Ringmar eased off. He recognized Winter’s fervent involvement, and his own.

“Perhaps it’s easier to abduct a child if you’ve been keeping it under observation for some time,” said Ringmar.

“Perhaps.”

“Instead of just marching up and wheeling the stroller away. I mean, the mother might have been within reach.”

Winter nodded. He tried to picture the situation but wasn’t very successful. There were too many people in the way.

“For Christ’s sake, Erik, we could be dealing with an abducted child here.” Ringmar rubbed away at his eye. “Or I suppose it’s possible that the boy woke up and staggered off all by himself?” He peered out from underneath his rubbing. “It’s a possibility.”

“We have lots of officers searching,” said Winter.

“Down by the canal?”

“There as well.”

“Do you have a picture of the boy?”

Winter pointed at his desk, where a little photograph must have been lying all along.

“We’re busy making copies,” Winter said.

“You realize what will happen once the wanted notice becomes public?” Ringmar said.

“Goodbye secrecy,” said Winter.

“And all the rest follows, like it or not.”

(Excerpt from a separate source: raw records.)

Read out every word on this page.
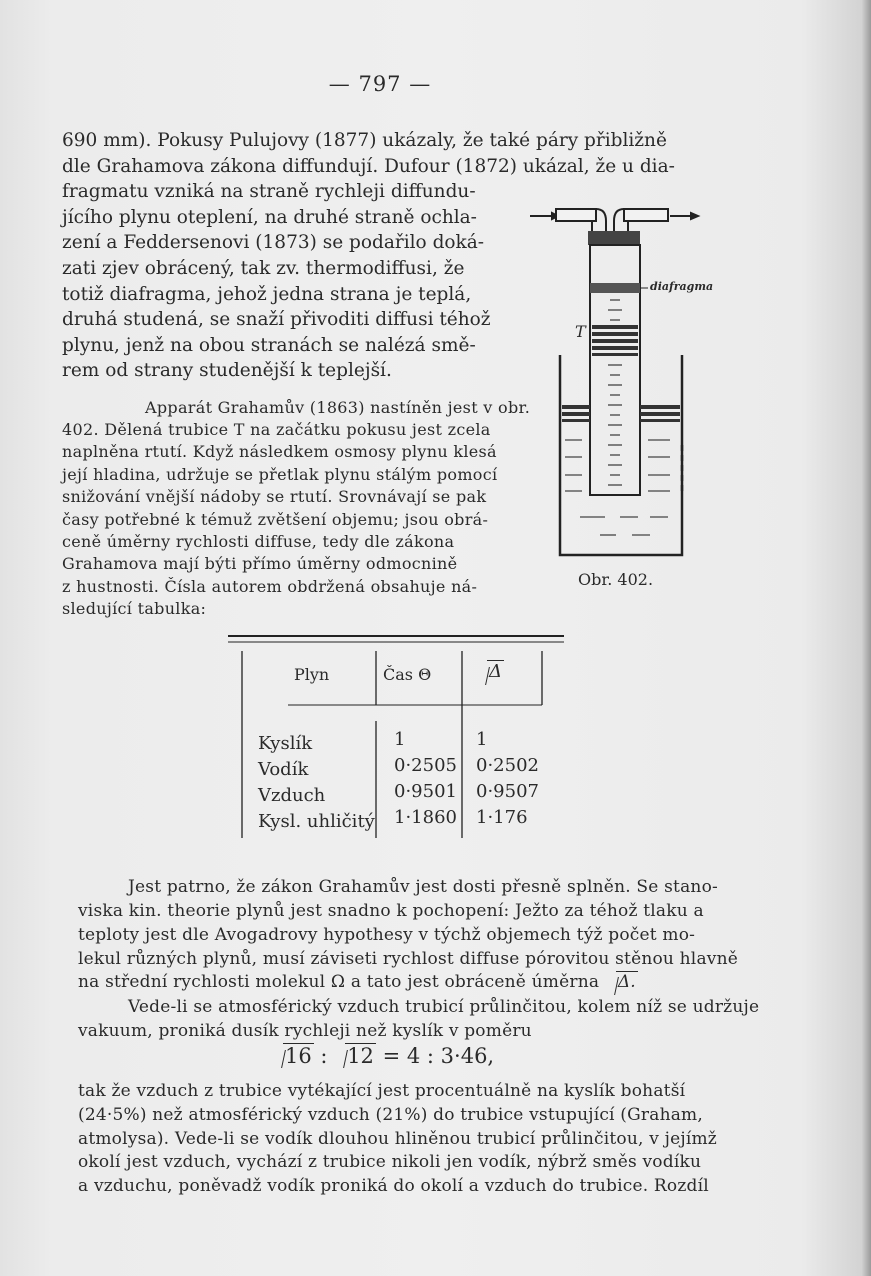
— 797 —
690 mm). Pokusy Pulujovy (1877) ukázaly, že také páry přibližně
dle Grahamova zákona diffundují. Dufour (1872) ukázal, že u dia-
fragmatu vzniká na straně rychleji diffundu-
jícího plynu oteplení, na druhé straně ochla-
zení a Feddersenovi (1873) se podařilo doká-
zati zjev obrácený, tak zv. thermodiffusi, že
totiž diafragma, jehož jedna strana je teplá,
druhá studená, se snaží přivoditi diffusi téhož
plynu, jenž na obou stranách se nalézá smě-
rem od strany studenější k teplejší.
Apparát Grahamův (1863) nastíněn jest v obr.
402. Dělená trubice T na začátku pokusu jest zcela
naplněna rtutí. Když následkem osmosy plynu klesá
její hladina, udržuje se přetlak plynu stálým pomocí
snižování vnější nádoby se rtutí. Srovnávají se pak
časy potřebné k témuž zvětšení objemu; jsou obrá-
ceně úměrny rychlosti diffuse, tedy dle zákona
Grahamova mají býti přímo úměrny odmocnině
z hustnosti. Čísla autorem obdržená obsahuje ná-
sledující tabulka:
diafragma
T
Obr. 402.
Plyn	Čas Θ	Δ
Kyslík	1	1
Vodík	0·2505 0·2502
Vzduch	0·9501 0·9507
Kysl. uhličitý 1·1860 1·176
Jest patrno, že zákon Grahamův jest dosti přesně splněn. Se stano-
viska kin. theorie plynů jest snadno k pochopení: Ježto za téhož tlaku a
teploty jest dle Avogadrovy hypothesy v týchž objemech týž počet mo-
lekul různých plynů, musí záviseti rychlost diffuse pórovitou stěnou hlavně
na střední rychlosti molekul Ω a tato jest obráceně úměrna Δ.
Vede-li se atmosférický vzduch trubicí průlinčitou, kolem níž se udržuje
vakuum, proniká dusík rychleji než kyslík v poměru
16 : 12 = 4 : 3·46,
tak že vzduch z trubice vytékající jest procentuálně na kyslík bohatší
(24·5%) než atmosférický vzduch (21%) do trubice vstupující (Graham,
atmolysa). Vede-li se vodík dlouhou hliněnou trubicí průlinčitou, v jejímž
okolí jest vzduch, vychází z trubice nikoli jen vodík, nýbrž směs vodíku
a vzduchu, poněvadž vodík proniká do okolí a vzduch do trubice. Rozdíl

“Just as well,” said Winter.

“The media will give us hell,” said Ringmar.

“Can’t be helped.”

“I get the impression, Erik, that… that you’re looking forward to it.”

Winter said nothing.

“This is going to be some Christmas,” said Ringmar. “You’re on your way to Spain, I gather?”

“I was. Angela and Elsa are flying tomorrow. I’ll follow when I follow.”

“I see.”

“What would you have done, Bertil?”

“It depends what we suspect this is all about. If it’s the worst-case scenario, then there’s no question about it,” said Ringmar.

“We’ll have to interrogate the children soon,” said Winter.